TonEBP is activated via subsequent events, including phosphorylation, dimerization, and nuclear translocation under hypertonic conditions (Dahl et al., 2001; Lopez-Rodriguez et al., 2001; Lee et al., 2002). We observed an upward shift in TonEBP which appeared to be the result of phosphorylation, and this event occurred exclusively in the nucleus (Figure 4C and D). TonEBP is gradually modified in a time-dependent manner under hypertonic conditions. Previous research has shown that TonEBP activation is regulated by several kinases, including p38 and Fyn, ATM, and PKA (Ferraris et al., 2002; Ko et al., 2002; Irarrazabel et al., 2006). However, the kinases that directly phosphorylate TonEBP have yet to be clearly identified (Jeon et al., 2006). In addition, we determined that, although the PKC and PKCµ inhibitors inhibited hypertonicity-induced HSP70 expression almost completely, hypertonicity-induced TonEBP modification was partially affected. Therefore, upstream kinases and the molecular mechanisms inherent to the modification of TonEBP under hypertonic conditions remain to be clearly elucidated.

Finally, to assess whether PKCµ is colocalized with TonEBP in the nucleus, we evaluated the distribution of PKCµ under hypertonic conditions. The activated PKCµ remained in the perinuclear region, which appeared to have accumulated in the Golgi apparatus (Figure 5). It has been reported that PKCµ is localized in several intracellular compartments, including the plasma membrane, Golgi apparatus, mitochondria, and nucleus (Rey and Rozengurt, 2001; Rey et al., 2004; Waldron et al., 2004; Storz et al., 2005). In particular, the precise functions of PKCµ in the Golgi apparatus in the context of hypertonicity-induced HSP70 expression via the activation of TonEBP will require further study.

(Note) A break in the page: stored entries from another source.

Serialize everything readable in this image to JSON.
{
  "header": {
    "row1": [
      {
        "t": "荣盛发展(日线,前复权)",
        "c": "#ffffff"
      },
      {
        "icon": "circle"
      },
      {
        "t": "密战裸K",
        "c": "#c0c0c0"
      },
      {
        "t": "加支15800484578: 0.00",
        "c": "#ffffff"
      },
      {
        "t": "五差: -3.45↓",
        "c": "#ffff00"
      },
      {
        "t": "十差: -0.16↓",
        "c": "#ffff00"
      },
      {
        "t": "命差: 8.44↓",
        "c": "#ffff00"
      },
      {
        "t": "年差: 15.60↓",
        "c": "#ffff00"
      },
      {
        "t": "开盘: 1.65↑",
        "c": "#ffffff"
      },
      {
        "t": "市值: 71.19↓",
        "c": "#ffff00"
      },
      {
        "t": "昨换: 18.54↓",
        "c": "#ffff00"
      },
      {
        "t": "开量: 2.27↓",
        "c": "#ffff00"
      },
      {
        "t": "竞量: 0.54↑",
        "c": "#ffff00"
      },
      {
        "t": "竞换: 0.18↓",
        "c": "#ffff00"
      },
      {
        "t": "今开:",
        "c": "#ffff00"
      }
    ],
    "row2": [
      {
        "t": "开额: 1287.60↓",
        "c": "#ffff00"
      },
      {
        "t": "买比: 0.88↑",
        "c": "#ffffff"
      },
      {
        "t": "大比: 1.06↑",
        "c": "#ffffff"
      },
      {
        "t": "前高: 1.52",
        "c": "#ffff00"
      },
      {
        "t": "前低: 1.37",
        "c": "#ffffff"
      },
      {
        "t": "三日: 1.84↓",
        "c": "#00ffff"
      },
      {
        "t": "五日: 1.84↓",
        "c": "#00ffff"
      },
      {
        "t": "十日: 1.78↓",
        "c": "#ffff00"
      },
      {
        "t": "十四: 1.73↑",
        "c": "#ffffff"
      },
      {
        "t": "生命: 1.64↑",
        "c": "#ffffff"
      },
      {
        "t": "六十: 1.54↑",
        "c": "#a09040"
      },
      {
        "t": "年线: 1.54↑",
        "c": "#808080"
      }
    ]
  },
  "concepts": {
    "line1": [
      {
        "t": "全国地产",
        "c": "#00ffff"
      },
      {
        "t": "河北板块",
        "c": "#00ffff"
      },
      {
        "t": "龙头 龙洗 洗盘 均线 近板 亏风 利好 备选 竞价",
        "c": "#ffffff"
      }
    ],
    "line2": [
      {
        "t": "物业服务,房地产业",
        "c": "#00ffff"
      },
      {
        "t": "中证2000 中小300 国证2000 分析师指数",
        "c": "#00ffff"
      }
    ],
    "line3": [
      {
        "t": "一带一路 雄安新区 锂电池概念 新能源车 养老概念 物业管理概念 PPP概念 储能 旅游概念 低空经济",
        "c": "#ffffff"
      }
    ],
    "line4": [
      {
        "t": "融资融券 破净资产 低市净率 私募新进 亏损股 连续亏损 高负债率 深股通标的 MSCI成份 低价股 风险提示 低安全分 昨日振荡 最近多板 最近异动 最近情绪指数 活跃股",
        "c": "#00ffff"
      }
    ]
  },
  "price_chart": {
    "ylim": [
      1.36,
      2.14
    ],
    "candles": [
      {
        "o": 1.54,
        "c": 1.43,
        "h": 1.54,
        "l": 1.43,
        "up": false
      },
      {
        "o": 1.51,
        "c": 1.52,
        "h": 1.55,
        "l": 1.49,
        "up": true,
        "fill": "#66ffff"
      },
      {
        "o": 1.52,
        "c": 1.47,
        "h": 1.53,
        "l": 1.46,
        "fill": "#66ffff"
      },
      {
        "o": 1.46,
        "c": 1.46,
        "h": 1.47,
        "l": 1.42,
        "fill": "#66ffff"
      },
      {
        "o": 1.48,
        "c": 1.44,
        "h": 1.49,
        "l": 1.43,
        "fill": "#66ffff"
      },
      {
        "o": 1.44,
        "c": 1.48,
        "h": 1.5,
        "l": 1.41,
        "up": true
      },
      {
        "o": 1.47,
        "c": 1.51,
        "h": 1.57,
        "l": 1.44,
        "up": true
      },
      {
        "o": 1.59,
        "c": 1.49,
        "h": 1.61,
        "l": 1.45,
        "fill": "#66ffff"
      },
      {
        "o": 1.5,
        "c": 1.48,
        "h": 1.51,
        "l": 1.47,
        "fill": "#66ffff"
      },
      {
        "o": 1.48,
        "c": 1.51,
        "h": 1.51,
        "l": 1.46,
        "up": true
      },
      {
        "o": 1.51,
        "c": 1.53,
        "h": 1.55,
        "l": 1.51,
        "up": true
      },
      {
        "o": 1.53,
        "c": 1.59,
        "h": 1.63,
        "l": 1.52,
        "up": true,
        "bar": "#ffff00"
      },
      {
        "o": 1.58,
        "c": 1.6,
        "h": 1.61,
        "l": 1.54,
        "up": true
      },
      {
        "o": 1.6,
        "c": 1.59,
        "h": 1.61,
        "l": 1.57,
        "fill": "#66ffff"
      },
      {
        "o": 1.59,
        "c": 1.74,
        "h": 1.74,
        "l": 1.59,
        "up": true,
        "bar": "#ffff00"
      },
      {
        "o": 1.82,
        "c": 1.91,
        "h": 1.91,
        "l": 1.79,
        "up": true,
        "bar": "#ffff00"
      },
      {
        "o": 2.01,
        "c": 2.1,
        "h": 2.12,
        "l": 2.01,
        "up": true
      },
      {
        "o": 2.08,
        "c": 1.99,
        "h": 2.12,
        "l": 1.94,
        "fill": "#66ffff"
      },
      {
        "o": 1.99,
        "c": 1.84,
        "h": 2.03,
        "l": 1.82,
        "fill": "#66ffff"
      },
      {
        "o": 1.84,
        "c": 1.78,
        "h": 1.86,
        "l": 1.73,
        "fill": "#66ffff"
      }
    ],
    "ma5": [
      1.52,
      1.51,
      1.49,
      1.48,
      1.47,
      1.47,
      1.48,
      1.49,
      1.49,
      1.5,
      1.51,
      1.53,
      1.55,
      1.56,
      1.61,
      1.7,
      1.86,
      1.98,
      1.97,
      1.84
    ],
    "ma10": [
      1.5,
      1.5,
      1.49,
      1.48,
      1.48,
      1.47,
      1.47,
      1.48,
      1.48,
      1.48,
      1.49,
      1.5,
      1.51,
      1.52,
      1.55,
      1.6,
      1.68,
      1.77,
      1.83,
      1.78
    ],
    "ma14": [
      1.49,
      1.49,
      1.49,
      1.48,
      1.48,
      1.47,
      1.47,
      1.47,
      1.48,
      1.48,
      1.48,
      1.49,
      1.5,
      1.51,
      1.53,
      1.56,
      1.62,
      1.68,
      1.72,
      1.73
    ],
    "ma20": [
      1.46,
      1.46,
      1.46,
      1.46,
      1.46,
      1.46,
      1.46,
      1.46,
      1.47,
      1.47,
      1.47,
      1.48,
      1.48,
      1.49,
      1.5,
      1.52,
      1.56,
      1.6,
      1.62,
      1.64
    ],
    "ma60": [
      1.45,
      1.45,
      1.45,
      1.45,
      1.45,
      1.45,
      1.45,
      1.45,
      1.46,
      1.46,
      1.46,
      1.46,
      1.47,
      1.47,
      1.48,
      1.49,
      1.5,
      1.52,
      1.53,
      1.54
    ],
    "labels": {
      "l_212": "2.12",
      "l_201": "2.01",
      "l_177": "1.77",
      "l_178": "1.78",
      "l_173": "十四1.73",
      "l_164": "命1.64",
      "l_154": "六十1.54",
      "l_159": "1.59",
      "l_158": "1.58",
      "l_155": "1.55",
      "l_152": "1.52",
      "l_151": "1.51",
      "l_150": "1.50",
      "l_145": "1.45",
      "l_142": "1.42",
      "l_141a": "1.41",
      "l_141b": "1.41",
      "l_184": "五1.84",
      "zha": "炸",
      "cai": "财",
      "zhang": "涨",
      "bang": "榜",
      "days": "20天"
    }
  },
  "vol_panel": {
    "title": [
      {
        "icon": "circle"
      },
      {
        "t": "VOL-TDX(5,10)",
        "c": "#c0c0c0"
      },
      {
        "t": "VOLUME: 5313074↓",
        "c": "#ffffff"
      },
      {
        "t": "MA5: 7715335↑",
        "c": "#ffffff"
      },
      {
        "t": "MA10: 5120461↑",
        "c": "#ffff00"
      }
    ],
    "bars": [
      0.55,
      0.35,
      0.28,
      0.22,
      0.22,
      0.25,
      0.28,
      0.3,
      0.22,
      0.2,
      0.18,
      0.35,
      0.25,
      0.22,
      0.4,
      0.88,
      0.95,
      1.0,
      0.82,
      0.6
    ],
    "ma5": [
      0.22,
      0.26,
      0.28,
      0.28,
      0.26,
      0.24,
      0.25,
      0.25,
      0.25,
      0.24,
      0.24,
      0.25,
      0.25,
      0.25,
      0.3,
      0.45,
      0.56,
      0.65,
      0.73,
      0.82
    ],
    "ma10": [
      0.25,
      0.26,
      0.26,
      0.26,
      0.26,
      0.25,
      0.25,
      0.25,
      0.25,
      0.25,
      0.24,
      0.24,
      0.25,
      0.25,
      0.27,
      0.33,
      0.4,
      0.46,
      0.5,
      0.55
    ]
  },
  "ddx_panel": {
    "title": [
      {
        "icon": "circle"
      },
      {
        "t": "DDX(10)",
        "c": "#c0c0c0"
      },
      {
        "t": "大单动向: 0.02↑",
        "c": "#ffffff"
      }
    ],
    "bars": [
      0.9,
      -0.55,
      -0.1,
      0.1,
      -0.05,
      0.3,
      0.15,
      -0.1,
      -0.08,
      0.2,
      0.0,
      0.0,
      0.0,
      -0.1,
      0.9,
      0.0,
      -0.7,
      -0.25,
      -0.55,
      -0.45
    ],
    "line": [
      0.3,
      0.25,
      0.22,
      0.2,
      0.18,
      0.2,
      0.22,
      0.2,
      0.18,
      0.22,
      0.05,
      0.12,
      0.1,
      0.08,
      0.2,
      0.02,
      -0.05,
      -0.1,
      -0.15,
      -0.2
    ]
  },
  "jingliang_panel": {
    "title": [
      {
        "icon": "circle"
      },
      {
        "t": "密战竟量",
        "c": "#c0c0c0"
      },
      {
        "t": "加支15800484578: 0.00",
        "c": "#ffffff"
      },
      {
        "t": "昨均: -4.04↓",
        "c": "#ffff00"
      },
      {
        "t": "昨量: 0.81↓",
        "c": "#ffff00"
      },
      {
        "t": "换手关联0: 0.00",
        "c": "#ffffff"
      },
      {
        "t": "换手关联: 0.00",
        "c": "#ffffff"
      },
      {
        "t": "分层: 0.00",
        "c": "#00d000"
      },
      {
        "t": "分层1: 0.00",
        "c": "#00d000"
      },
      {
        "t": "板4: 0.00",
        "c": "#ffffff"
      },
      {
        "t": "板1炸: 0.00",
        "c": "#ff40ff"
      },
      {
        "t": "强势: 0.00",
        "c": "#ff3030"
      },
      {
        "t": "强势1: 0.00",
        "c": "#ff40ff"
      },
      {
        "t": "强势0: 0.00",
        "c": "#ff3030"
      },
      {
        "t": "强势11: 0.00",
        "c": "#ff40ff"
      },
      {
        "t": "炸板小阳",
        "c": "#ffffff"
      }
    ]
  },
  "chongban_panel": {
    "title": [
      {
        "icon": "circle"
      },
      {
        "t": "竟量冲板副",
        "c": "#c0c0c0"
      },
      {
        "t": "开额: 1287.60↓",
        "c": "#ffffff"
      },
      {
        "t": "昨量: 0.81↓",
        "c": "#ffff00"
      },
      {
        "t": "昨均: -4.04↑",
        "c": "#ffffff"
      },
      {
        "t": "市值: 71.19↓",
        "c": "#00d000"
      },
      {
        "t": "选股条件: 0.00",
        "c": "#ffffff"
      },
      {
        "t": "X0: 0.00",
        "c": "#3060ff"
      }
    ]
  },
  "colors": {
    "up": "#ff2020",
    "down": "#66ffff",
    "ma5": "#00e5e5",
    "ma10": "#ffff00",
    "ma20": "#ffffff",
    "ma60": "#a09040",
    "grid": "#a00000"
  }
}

PKCµ activates NF-κB to protect the cells from oxidative stress-related cell death. Src-Abl activated by oxidative stress induces phosphorylation of PKCµ and leads activation of downstream IKKNF-κB signaling (Storz and Toker 2003). Additionally, mitochondrial ROS also activate PKCµ and induce the expression of manganese-dependent superoxide dismutase (MnSOD) through activating NF-κB (Storz et al., 2005). Reduced ROS production by antioxidant suppresses NaCl-induced TonEBP activation and BGT1 expression (Zhou et al., 2006). Therefore, we suggest that PKCµ is a mediator between ROS and TonEBP activation in hypertonic condition. Since, when we inhibited PKCµ using specific inhibitor or siRNA knock-down method, TonEBP phosphorylation and HSP70 induction were evidently decreased, we could conclude that increased ROS by hypertonicity might be the main cause of PKCµ activation and TonEBP-mediated HSP70 gene expression.

In summary, PKCµ is a novel mediator of hypertonicity-induced HSP70 expression. We have demonstrated herein that the PKC/PKCµ/TonEBP signaling cascade performs a function in inhibiting the hypertonicity-induced apoptotic pathway via the induction of the HSP70 protein.